The battery’s railings have been rusting away to the point where they are no longer safe.

"Belmont has been in pretty rough shape," explained Kate Humble, curator of the Fort Rodd Hill and Fisgard Lighthouse National Historic Sites.

“The concrete work is crumbling, the wood is rotting and of course all of the metal is starting to corrode."

Originally built over 100 years ago, Fort Rodd was updated during the Second World War as part of the coastal defence system.

Humble said that’s when there was a major weapon upgrade at Belmont Battery.

“I think the coolest part of Belmont right now has to be something called a duplex six pounder piece of artillery,” she said.

The “quick fire” gun could launch 72 rounds per minute at incoming water craft – compared to the 15 rounds a minute fired by earlier guns.

But it took a group effort to aim and shoot the 1,000-pound artillery gun: Four soldiers working inside the gun to position and fire it, and in the concrete tower behind it, more people doing artillery guidance and searchlight guidance.

The gun and tower have barely been touched since being declared obsolete following the war.

Now Ada Pietrasik, a Mason with OSKAR Construction works on the complex task of fixing the cracks.

He said they go inch by inch, piece by piece and they only use materials which were available at the time.

“We hand-wash the sand here on site because back then, it wasn’t as easy as going to your local plant and buying washed sand, so everything is sifted and washed here on site," Pietrasik said.

As lead carpenter on site, Justin Robertson takes apart the doors and windows that have rotted, seeing how each one was built so he can restore them in the same way.

“A challenge has been the hardware – replacing lost, missing hardware. I can build a door, but it’s not that easy to find a hundred-year-old solid brass hinge or a certain circular clasp or something along those lines,” he said.
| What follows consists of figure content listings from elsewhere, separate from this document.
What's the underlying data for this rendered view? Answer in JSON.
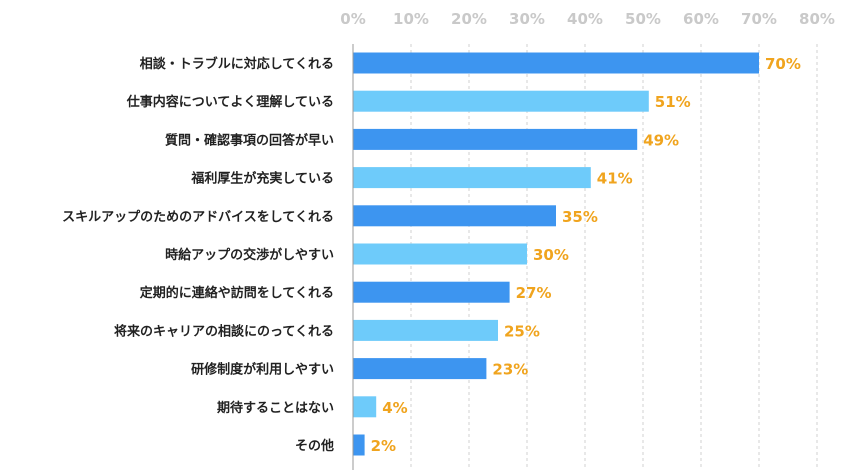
{
  "chart_data": {
    "type": "bar",
    "orientation": "horizontal",
    "categories": [
      "相談・トラブルに対応してくれる",
      "仕事内容についてよく理解している",
      "質問・確認事項の回答が早い",
      "福利厚生が充実している",
      "スキルアップのためのアドバイスをしてくれる",
      "時給アップの交渉がしやすい",
      "定期的に連絡や訪問をしてくれる",
      "将来のキャリアの相談にのってくれる",
      "研修制度が利用しやすい",
      "期待することはない",
      "その他"
    ],
    "values": [
      70,
      51,
      49,
      41,
      35,
      30,
      27,
      25,
      23,
      4,
      2
    ],
    "value_labels": [
      "70%",
      "51%",
      "49%",
      "41%",
      "35%",
      "30%",
      "27%",
      "25%",
      "23%",
      "4%",
      "2%"
    ],
    "xlim": [
      0,
      80
    ],
    "x_ticks": [
      "0%",
      "10%",
      "20%",
      "30%",
      "40%",
      "50%",
      "60%",
      "70%",
      "80%"
    ],
    "x_axis_position": "top",
    "grid": true,
    "title": "",
    "xlabel": "",
    "ylabel": "",
    "colors": {
      "bar_dark": "#3d95f0",
      "bar_light": "#6ecbfa",
      "value_label": "#f0a41e",
      "tick_label": "#c9c9c9",
      "category_label": "#222222"
    }
  }
}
Details like that take time and money. The Belmont Battery restoration is coming out of a $2.4-million fund the federal government has earmarked to fix the entire Fort Rodd Hill site.

Work on the battery is expected to wrap up in autumn 2019.

Once the restoration is complete visitors will once again be able to go into the battery tower, which has been closed to the public for years.

Then guests will be able to see the same expansive view the soldiers saw.

“They’re going to see the whole sweep of where the searchlight had to cover. You are going to be standing right where those men and women used to stand 50, 60 or even a hundred years ago,” said Humble.

And for Robertson, being a part of something so big is pretty special.

“This has been a dream job for me. It’s great being able to work with my hands and use hand tools, saws and all that. Not something you get to do every day in the regular framing world, and to have people come and see your work for years to come, it’s pretty exciting.”